My journey began in January 2001. I was no longer Los Angeles County District Attorney. A month earlier, I had been the county's chief law enforcement officer, now I was moving on but unsure of the direction. Life takes interesting detours when you least expect it.
Conrad N. Hilton Foundation Vice President Dyanne Hayes-Nash had invited my wife, Sukey, to accompany her on a Foundation business trip to West Africa. I was invited to join them. I'd never been to West Africa. They thought I could take some good photographs for them.
We were in the West African countries of Ghana, Burkina Faso, and Niger, meeting with NGOs, government officials, and mostly with villagers in rural communities. The most startling fact I heard early on was this: close to 70% of rural farm communities throughout West Africa do not have access to safe water.
Visiting the villages quickly brought home the consequences of unsafe water: high infant mortality; severe and recurrent illness for villagers of all ages; blindness; unsanitary living conditions; low farm production; absence of opportunity for private enterprise efforts; and, for girls, virtually no opportunity to attend school. I documented all this but was also mesmerized by images of hope and beauty among their women and children—their eyes, smiles and body language. Sometimes they were sad or questioning, but mostly eager and alive.
I was moved countless times by the stories the people of West Africa shared with me.
With the assistance of the Conrad N. Hilton Foundation, I returned to West Africa four more times to photograph and subsequently published the book, “Water Is Key: A Better Future for Africa.” My idea was to use it to make people in the developed world aware of both the consequences of unsafe water and the life changes that come when a well is drilled deep into the ground.
I was moved countless times by the stories the people of West Africa shared with me. One mother who was so proud that her daughter became the first girl in the history of the village to attend school. That happened because a well was drilled in her village and so she and her daughter no longer had to walk miles for their water needs. You could see the pride and joy in her face.

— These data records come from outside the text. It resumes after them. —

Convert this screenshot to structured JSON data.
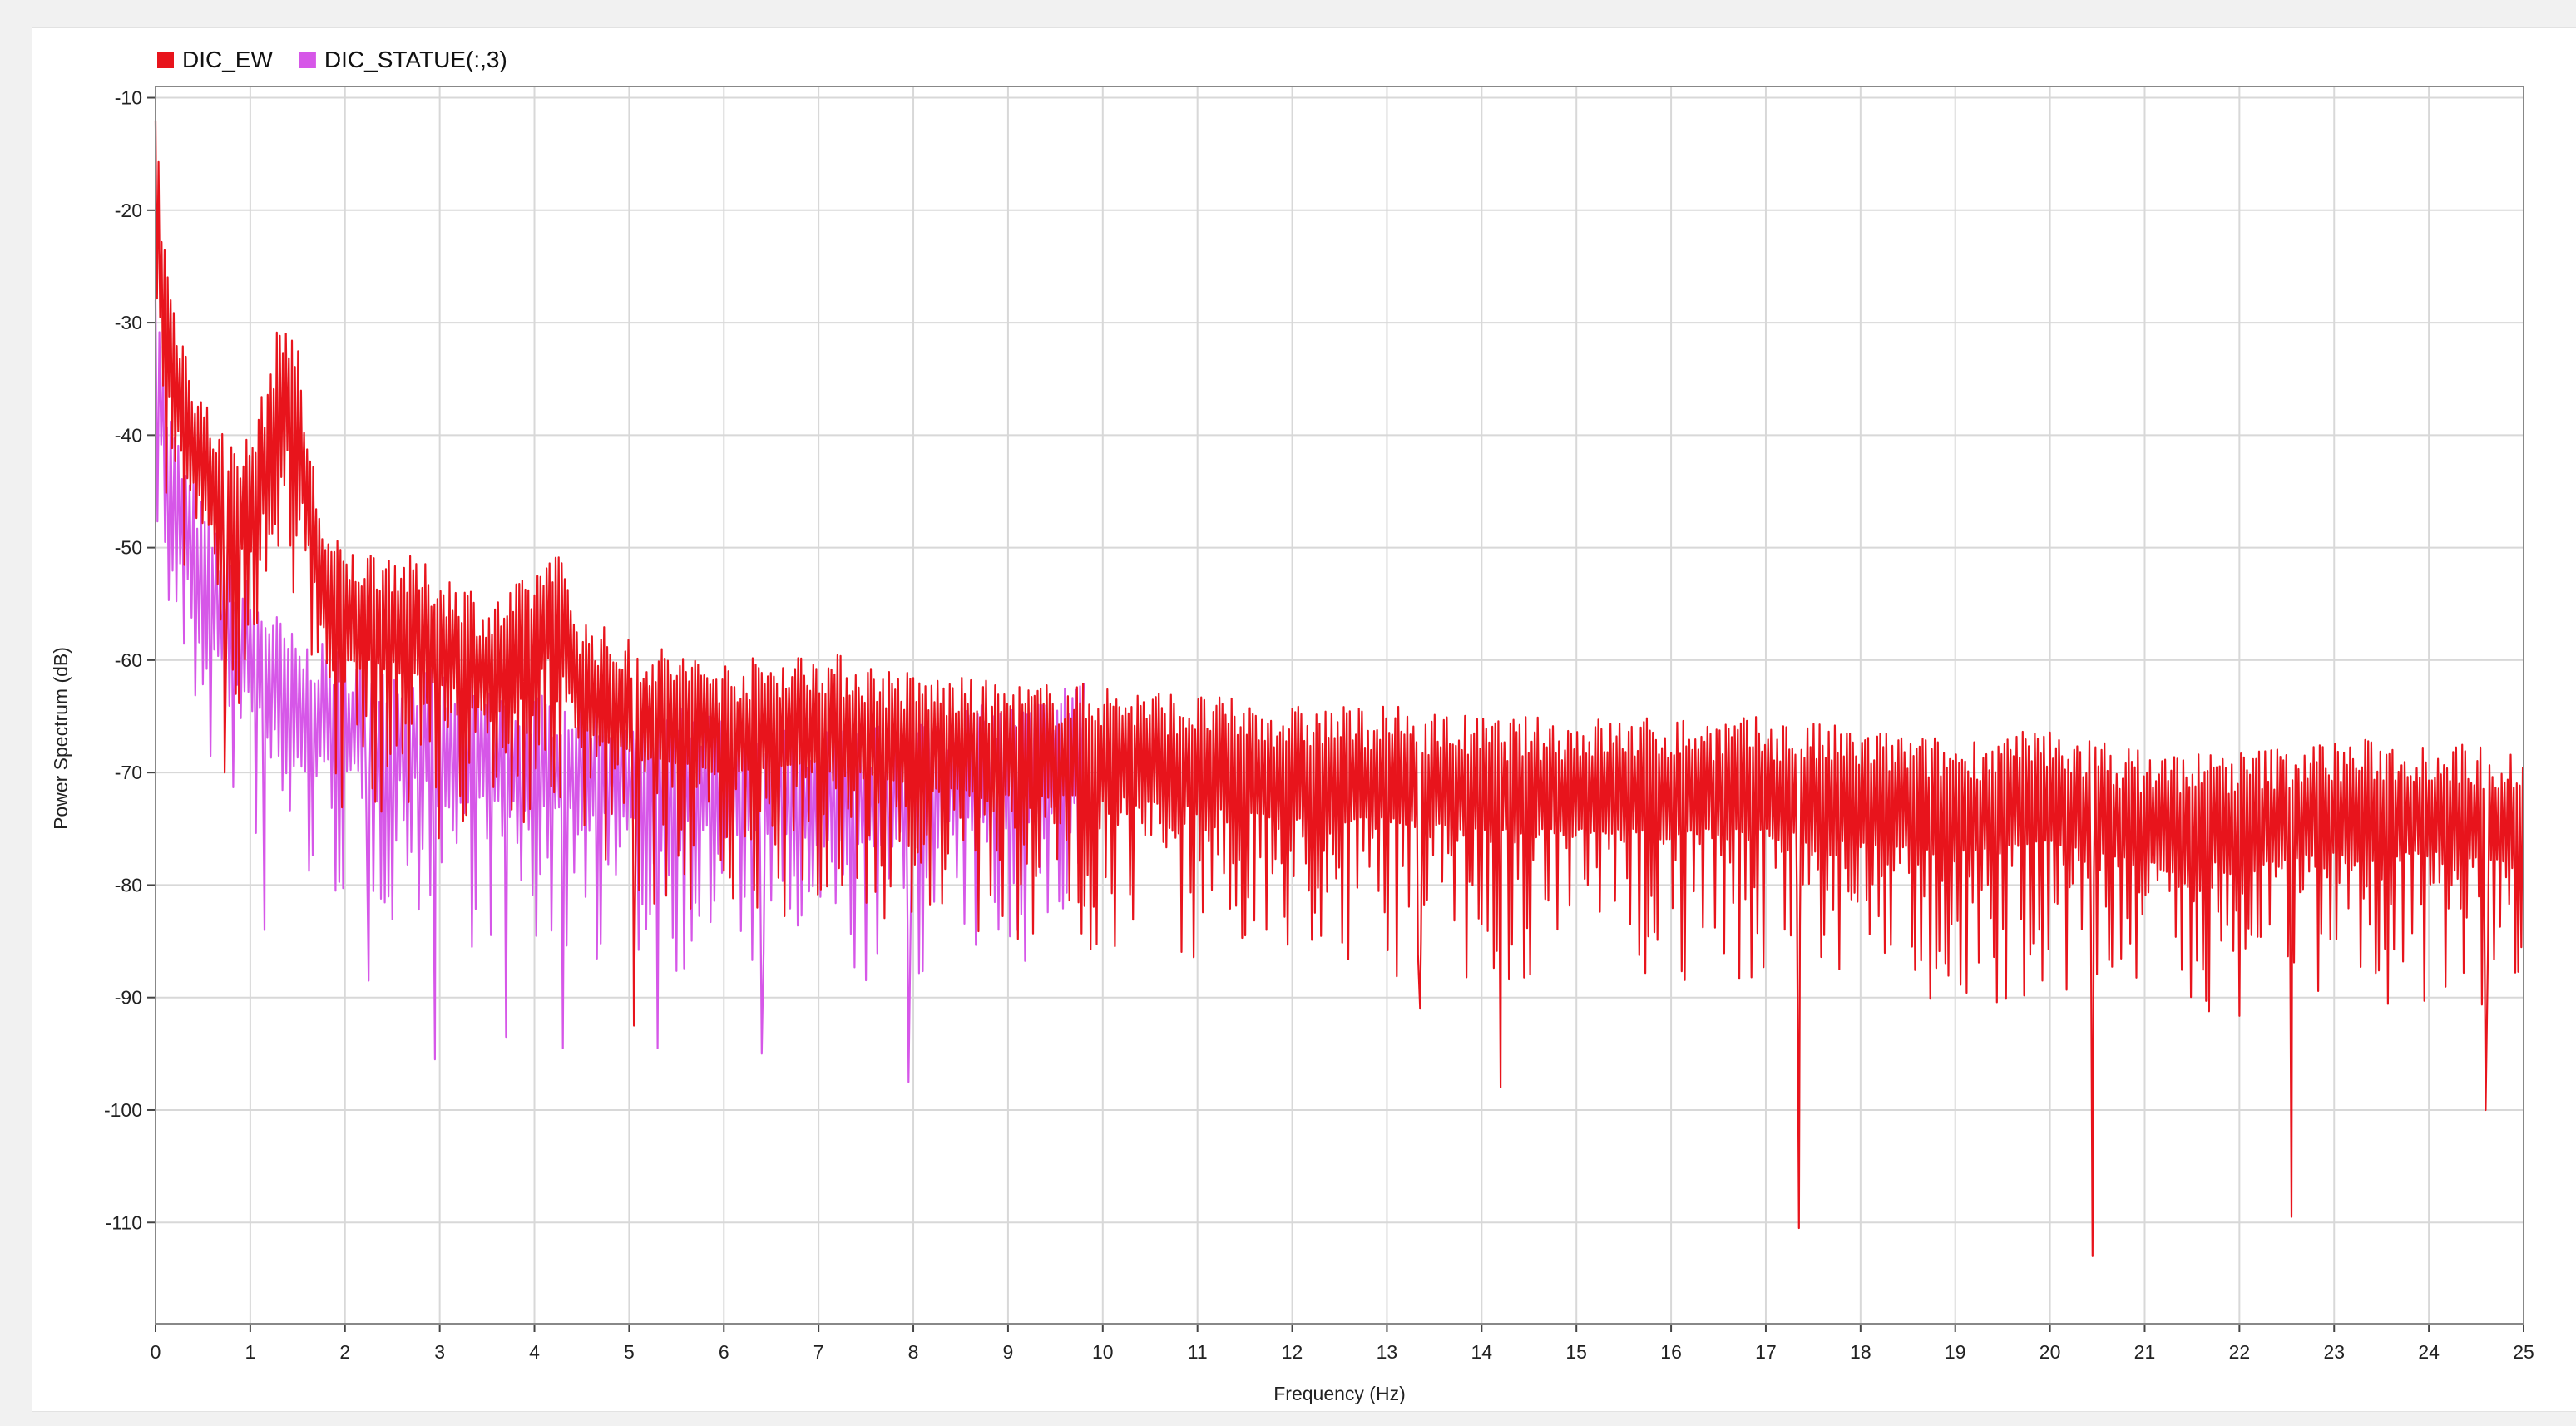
{
  "chart_data": {
    "type": "line",
    "title": "",
    "xlabel": "Frequency (Hz)",
    "ylabel": "Power Spectrum (dB)",
    "xlim": [
      0,
      25
    ],
    "ylim": [
      -119,
      -9
    ],
    "x_ticks": [
      0,
      1,
      2,
      3,
      4,
      5,
      6,
      7,
      8,
      9,
      10,
      11,
      12,
      13,
      14,
      15,
      16,
      17,
      18,
      19,
      20,
      21,
      22,
      23,
      24,
      25
    ],
    "y_ticks": [
      -10,
      -20,
      -30,
      -40,
      -50,
      -60,
      -70,
      -80,
      -90,
      -100,
      -110
    ],
    "grid": true,
    "legend_position": "top-left",
    "series": [
      {
        "name": "DIC_EW",
        "color": "#e8141c",
        "x": [
          0,
          0.02,
          0.05,
          0.1,
          0.15,
          0.2,
          0.3,
          0.4,
          0.5,
          0.6,
          0.7,
          0.8,
          0.9,
          1.0,
          1.1,
          1.2,
          1.3,
          1.4,
          1.5,
          1.6,
          1.7,
          1.8,
          2.0,
          2.5,
          3.0,
          3.3,
          3.5,
          4.0,
          4.2,
          4.5,
          5.0,
          6.0,
          7.0,
          8.0,
          9.0,
          10,
          11,
          12,
          13,
          14,
          15,
          16,
          17,
          18,
          19,
          20,
          21,
          22,
          23,
          24,
          25
        ],
        "y": [
          -15,
          -18,
          -25,
          -28,
          -32,
          -34,
          -37,
          -40,
          -42,
          -44,
          -45,
          -46,
          -46,
          -46,
          -43,
          -40,
          -36,
          -35,
          -38,
          -45,
          -50,
          -54,
          -56,
          -56,
          -58,
          -59,
          -61,
          -58,
          -55,
          -62,
          -64,
          -66,
          -65,
          -67,
          -68,
          -68,
          -69,
          -70,
          -70,
          -71,
          -71,
          -71,
          -71,
          -72,
          -73,
          -72,
          -74,
          -74,
          -73,
          -73,
          -74
        ],
        "troughs": [
          [
            0.73,
            -70
          ],
          [
            5.05,
            -92.5
          ],
          [
            13.35,
            -91
          ],
          [
            14.2,
            -98
          ],
          [
            17.35,
            -110.5
          ],
          [
            20.45,
            -113
          ],
          [
            22.55,
            -109.5
          ],
          [
            24.6,
            -100
          ]
        ]
      },
      {
        "name": "DIC_STATUE(:,3)",
        "color": "#d657e8",
        "x": [
          0,
          0.05,
          0.1,
          0.2,
          0.3,
          0.5,
          0.7,
          0.9,
          1.1,
          1.3,
          1.5,
          2.0,
          2.5,
          3.0,
          3.5,
          4.0,
          4.5,
          5.0,
          5.5,
          6.0,
          6.5,
          7.0,
          7.5,
          8.0,
          8.5,
          9.0,
          9.5,
          9.8
        ],
        "y": [
          -30,
          -35,
          -42,
          -45,
          -48,
          -52,
          -55,
          -58,
          -60,
          -62,
          -64,
          -65,
          -66,
          -67,
          -68,
          -69,
          -69,
          -70,
          -70,
          -71,
          -71,
          -72,
          -72,
          -71,
          -70,
          -70,
          -69,
          -66
        ],
        "troughs": [
          [
            1.15,
            -84
          ],
          [
            2.25,
            -88.5
          ],
          [
            2.95,
            -95.5
          ],
          [
            3.7,
            -93.5
          ],
          [
            4.3,
            -94.5
          ],
          [
            5.3,
            -94.5
          ],
          [
            6.4,
            -95
          ],
          [
            7.95,
            -97.5
          ]
        ]
      }
    ]
  }
}
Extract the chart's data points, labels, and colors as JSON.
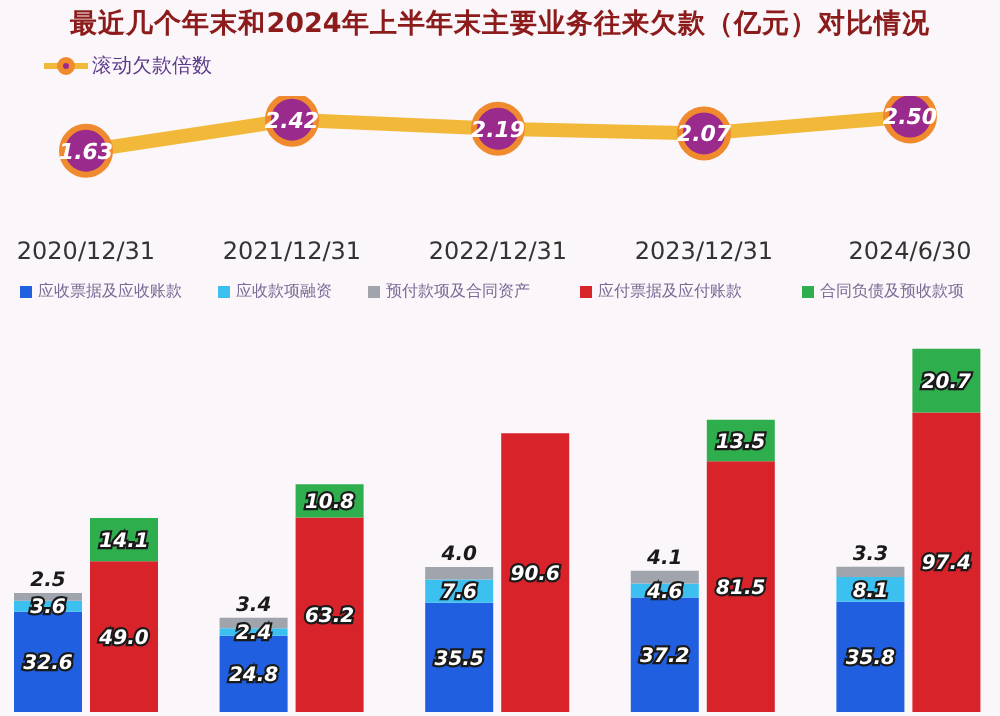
{
  "chart_data": [
    {
      "type": "line",
      "title": "最近几个年末和2024年上半年末主要业务往来欠款（亿元）对比情况",
      "categories": [
        "2020/12/31",
        "2021/12/31",
        "2022/12/31",
        "2023/12/31",
        "2024/6/30"
      ],
      "series": [
        {
          "name": "滚动欠款倍数",
          "color": "#f2b83a",
          "values": [
            1.63,
            2.42,
            2.19,
            2.07,
            2.5
          ],
          "value_labels": [
            "1.63",
            "2.42",
            "2.19",
            "2.07",
            "2.50"
          ]
        }
      ],
      "marker": "circle",
      "legend": "top left"
    },
    {
      "type": "bar",
      "stacked": true,
      "categories": [
        "2020/12/31",
        "2021/12/31",
        "2022/12/31",
        "2023/12/31",
        "2024/6/30"
      ],
      "tick_labels": false,
      "legend": "top left",
      "series": [
        {
          "name": "应收票据及应收账款",
          "color": "#1f5fe0",
          "values": [
            32.6,
            24.8,
            35.5,
            37.2,
            35.8
          ],
          "value_labels": [
            "32.6",
            "24.8",
            "35.5",
            "37.2",
            "35.8"
          ]
        },
        {
          "name": "应收款项融资",
          "color": "#3cc0f0",
          "values": [
            3.6,
            2.4,
            7.6,
            4.6,
            8.1
          ],
          "value_labels": [
            "3.6",
            "2.4",
            "7.6",
            "4.6",
            "8.1"
          ]
        },
        {
          "name": "预付款项及合同资产",
          "color": "#a0a4ac",
          "values": [
            2.5,
            3.4,
            4.0,
            4.1,
            3.3
          ],
          "value_labels": [
            "2.5",
            "3.4",
            "4.0",
            "4.1",
            "3.3"
          ]
        }
      ]
    },
    {
      "type": "bar",
      "stacked": true,
      "categories": [
        "2020/12/31",
        "2021/12/31",
        "2022/12/31",
        "2023/12/31",
        "2024/6/30"
      ],
      "tick_labels": false,
      "legend": "top right",
      "series": [
        {
          "name": "应付票据及应付账款",
          "color": "#d8232a",
          "values": [
            49.0,
            63.2,
            90.6,
            81.5,
            97.4
          ],
          "value_labels": [
            "49.0",
            "63.2",
            "90.6",
            "81.5",
            "97.4"
          ]
        },
        {
          "name": "合同负债及预收款项",
          "color": "#2fae4e",
          "values": [
            14.1,
            10.8,
            null,
            13.5,
            20.7
          ],
          "value_labels": [
            "14.1",
            "10.8",
            null,
            "13.5",
            "20.7"
          ]
        }
      ]
    }
  ]
}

Another encounter stenciled in my brain the importance of providing villagers with a borehole well in or near their village. In a meeting with Mali’s President, Amadou Touré, he told me: “I cannot tell you how important your work is, not just to me, but to my people. If I had the money, the first thing I would do is make sure every village in Mali had a sustainable supply of safe water. With safe water, everything good follows.”
After the book was published, I started speaking to community groups, primarily in Southern California hoping to motivate them to take action. In February, 2008, I spoke to a group of women who decided to help. They named their organization, “Water Is Key,” after my book and started fundraising. In 2009, I joined forces with them and in 2010 we formed a 501(c)(3).
I have continued speaking to community groups around the country, not only to raise awareness but to raise money for Wells Bring Hope. At the conclusion of my presentation I ask the audience as individuals or as a group to help sponsor one well. I also ask them to connect me to other groups where I might give my presentation. The results have been amazing, enabling us to bring safe water to many thousands of West Africans. Girls now go to school in those villages and the women often become successful entrepreneurs with micro-credit loans. All because you and people like you have helped us finance the wells that make all of this possible.